Big 2017 in the offing for PQ
PetroQuest Energy, Inc. (ticker: PQ) increases its fourth quarter 2016 production guidance to approximately 49-50 MMcfe/day, up from its previously issued guidance of 42-46 MMcfe/day.
The increased production guidance is primarily due to greater than expected production from the Thunder Bayou well during December as a result of a change in the timing of the well’s recompletion operation, the company said.
Operations Update: Thunder Bayou and Cotton Valley
In South Louisiana, PetroQuest shut in the Thunder Bayou well and expects to commence completion operations in approximately one week. PetroQuest is completing the upper section of the Cris R-2 formation (154 net feet of pay).
In a press release, PetroQuest said it expects to initiate production from the upper section of the Cris R-2 formation in approximately four weeks and to increase the production rate in stages before reaching its gross production target of 50-70 MMcfe/day (NRI-37%).
In East Texas, PetroQuest reached total depth and run production casing on its initial Cotton Valley joint venture well – PQ #21 (WI-76%). It expects to begin completion operations next week. In addition, the company is currently drilling its PQ #22 well (WI-50%), which is located on its PQ/CVX acreage position.

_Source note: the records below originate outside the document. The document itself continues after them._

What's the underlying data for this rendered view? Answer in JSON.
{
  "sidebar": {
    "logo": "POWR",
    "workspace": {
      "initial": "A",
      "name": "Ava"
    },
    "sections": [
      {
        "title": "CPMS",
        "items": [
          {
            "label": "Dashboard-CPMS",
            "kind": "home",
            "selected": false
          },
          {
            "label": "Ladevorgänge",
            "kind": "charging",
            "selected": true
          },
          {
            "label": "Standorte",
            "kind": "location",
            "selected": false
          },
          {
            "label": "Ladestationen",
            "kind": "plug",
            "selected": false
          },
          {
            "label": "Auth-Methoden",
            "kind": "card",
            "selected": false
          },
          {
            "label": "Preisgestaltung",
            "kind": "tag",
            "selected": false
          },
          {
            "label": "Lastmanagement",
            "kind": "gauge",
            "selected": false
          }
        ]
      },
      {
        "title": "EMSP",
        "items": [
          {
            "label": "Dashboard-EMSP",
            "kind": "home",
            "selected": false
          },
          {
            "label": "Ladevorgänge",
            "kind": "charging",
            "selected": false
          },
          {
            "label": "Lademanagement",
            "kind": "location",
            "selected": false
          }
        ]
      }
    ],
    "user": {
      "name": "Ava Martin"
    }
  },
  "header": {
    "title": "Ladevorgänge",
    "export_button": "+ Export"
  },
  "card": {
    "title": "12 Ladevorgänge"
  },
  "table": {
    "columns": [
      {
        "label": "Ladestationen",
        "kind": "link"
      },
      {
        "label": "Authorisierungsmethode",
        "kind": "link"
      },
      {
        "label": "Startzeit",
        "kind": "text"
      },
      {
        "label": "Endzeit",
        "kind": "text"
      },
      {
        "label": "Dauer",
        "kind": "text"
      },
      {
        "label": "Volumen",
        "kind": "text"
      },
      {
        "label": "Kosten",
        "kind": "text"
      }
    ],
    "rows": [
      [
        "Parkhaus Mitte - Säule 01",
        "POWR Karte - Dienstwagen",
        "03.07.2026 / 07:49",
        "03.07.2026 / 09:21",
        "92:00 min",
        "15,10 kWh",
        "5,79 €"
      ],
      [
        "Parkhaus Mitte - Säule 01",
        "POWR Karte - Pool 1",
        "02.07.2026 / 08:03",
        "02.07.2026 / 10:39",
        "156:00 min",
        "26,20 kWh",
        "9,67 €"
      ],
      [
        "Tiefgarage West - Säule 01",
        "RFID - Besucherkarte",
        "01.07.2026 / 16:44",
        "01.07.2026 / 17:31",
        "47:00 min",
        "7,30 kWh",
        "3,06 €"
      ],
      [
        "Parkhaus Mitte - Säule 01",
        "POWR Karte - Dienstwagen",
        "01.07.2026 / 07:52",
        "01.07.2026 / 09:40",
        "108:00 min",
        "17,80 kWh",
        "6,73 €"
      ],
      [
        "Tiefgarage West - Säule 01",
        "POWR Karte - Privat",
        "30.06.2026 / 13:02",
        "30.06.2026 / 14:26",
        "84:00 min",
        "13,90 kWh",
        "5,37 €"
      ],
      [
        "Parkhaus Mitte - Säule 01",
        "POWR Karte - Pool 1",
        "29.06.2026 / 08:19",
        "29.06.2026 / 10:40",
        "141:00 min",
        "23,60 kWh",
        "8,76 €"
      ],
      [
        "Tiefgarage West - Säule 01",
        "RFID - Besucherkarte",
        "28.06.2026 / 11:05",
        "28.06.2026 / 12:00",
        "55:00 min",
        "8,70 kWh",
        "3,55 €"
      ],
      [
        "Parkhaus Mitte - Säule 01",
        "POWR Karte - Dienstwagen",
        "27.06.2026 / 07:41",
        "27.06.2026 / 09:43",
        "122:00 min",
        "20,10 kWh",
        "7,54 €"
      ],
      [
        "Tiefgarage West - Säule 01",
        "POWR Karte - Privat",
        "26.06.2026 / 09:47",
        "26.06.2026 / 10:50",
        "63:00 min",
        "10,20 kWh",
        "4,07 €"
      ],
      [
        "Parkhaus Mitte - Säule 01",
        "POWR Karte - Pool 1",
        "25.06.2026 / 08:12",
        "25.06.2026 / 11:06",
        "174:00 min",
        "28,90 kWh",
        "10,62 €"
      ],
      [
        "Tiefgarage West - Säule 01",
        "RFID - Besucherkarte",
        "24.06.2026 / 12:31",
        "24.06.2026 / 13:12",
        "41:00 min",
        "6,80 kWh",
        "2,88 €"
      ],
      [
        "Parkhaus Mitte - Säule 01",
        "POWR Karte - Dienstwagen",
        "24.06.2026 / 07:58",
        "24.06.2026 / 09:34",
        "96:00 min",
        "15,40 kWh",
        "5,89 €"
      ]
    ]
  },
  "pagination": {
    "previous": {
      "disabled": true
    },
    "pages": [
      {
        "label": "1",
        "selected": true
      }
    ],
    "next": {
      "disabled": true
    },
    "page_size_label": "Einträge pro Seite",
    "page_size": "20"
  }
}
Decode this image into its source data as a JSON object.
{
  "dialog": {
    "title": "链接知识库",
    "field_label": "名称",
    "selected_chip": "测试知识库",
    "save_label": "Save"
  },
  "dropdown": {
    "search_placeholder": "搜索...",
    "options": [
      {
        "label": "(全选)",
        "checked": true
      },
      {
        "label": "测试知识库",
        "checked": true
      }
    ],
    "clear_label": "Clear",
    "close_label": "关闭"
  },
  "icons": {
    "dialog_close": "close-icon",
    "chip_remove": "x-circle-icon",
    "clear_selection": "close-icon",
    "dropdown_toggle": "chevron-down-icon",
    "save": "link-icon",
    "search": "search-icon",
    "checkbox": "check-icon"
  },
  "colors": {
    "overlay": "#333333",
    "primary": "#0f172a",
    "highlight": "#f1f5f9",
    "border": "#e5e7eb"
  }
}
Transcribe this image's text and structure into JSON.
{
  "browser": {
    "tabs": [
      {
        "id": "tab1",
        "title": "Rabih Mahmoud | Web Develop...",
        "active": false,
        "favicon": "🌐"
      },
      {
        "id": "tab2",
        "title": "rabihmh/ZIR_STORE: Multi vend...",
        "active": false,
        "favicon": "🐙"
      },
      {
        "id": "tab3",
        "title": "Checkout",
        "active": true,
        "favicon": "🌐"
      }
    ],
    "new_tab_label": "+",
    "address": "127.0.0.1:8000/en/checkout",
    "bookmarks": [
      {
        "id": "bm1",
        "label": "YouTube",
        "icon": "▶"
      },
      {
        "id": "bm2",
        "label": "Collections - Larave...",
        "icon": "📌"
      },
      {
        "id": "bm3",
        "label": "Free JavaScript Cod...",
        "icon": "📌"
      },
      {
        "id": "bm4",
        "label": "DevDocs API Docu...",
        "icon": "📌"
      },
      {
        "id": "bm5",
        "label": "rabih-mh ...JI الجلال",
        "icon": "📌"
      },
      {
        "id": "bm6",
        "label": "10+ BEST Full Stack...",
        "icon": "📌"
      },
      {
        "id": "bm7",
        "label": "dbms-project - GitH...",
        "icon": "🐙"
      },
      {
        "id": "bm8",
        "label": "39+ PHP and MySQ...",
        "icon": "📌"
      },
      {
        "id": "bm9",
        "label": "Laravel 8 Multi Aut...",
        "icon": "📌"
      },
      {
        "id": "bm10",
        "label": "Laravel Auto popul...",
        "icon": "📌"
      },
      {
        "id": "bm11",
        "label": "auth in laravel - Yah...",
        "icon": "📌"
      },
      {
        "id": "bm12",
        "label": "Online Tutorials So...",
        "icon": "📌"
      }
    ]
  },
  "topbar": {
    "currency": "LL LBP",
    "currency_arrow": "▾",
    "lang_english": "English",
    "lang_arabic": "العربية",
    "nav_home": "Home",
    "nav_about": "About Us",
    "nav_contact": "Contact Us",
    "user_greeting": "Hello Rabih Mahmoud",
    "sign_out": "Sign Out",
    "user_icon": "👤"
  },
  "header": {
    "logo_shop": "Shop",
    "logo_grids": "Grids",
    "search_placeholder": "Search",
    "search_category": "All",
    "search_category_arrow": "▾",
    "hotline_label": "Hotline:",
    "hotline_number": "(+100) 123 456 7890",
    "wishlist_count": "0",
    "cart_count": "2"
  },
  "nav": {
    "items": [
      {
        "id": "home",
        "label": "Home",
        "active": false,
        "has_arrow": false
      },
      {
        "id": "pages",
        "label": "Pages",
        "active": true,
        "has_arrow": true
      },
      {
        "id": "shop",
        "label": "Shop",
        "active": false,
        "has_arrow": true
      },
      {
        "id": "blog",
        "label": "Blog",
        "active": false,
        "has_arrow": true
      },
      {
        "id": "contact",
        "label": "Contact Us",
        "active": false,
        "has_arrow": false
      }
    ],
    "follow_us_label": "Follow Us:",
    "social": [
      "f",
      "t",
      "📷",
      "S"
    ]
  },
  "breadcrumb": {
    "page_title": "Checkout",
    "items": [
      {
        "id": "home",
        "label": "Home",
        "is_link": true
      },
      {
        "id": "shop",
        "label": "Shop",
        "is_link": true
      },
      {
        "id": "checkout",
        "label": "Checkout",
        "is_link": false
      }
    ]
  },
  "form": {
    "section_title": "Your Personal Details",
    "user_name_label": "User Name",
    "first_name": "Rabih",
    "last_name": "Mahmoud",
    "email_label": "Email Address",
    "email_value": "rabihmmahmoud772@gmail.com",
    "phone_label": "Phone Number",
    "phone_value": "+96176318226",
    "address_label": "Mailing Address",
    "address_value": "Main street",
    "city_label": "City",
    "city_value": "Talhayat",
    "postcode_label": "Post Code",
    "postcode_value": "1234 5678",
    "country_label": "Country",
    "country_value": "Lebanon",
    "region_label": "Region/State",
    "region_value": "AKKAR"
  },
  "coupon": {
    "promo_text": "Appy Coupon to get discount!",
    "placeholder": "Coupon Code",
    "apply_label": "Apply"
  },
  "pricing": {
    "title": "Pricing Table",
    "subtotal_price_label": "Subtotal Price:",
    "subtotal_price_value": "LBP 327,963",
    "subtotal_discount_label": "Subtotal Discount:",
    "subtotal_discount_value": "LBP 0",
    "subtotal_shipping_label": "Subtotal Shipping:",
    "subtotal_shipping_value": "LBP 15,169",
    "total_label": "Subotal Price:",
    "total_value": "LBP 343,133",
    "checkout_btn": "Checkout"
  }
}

Following the PQ #22 well, PetroQuest plans to commence drilling operations on a three well pad (WI-76%) under its Cotton Valley joint venture program.
PetroQuest said it expects to drill and complete 8-10 gross Cotton Valley wells during 2017.
PetroQuest recently entered into the following natural gas hedges:
After executing the above transactions, the Company has approximately 10 Bcf and 1.8 Bcf of gas volumes hedged for 2017 and the first quarter of 2018, respectively, with an average floor for both periods of approximately $3.21 per Mcf.
“With record level Cotton Valley drilling activity planned and our Thunder Bayou recompletion in progress, 2017 is expected to be an outstanding year,” Charles T. Goodson, PQ chairman and CEO said in a statement.
“Assuming we are successful in executing our 2017 drilling program, we are forecasting sequential quarterly production growth throughout the year, culminating with fourth quarter 2017 production volumes expected to be 100% higher than our average fourth quarter 2016 production guidance. The combination of forecasted production growth with current natural gas prices should meaningfully improve our cash flow profile and relative leverage metrics.”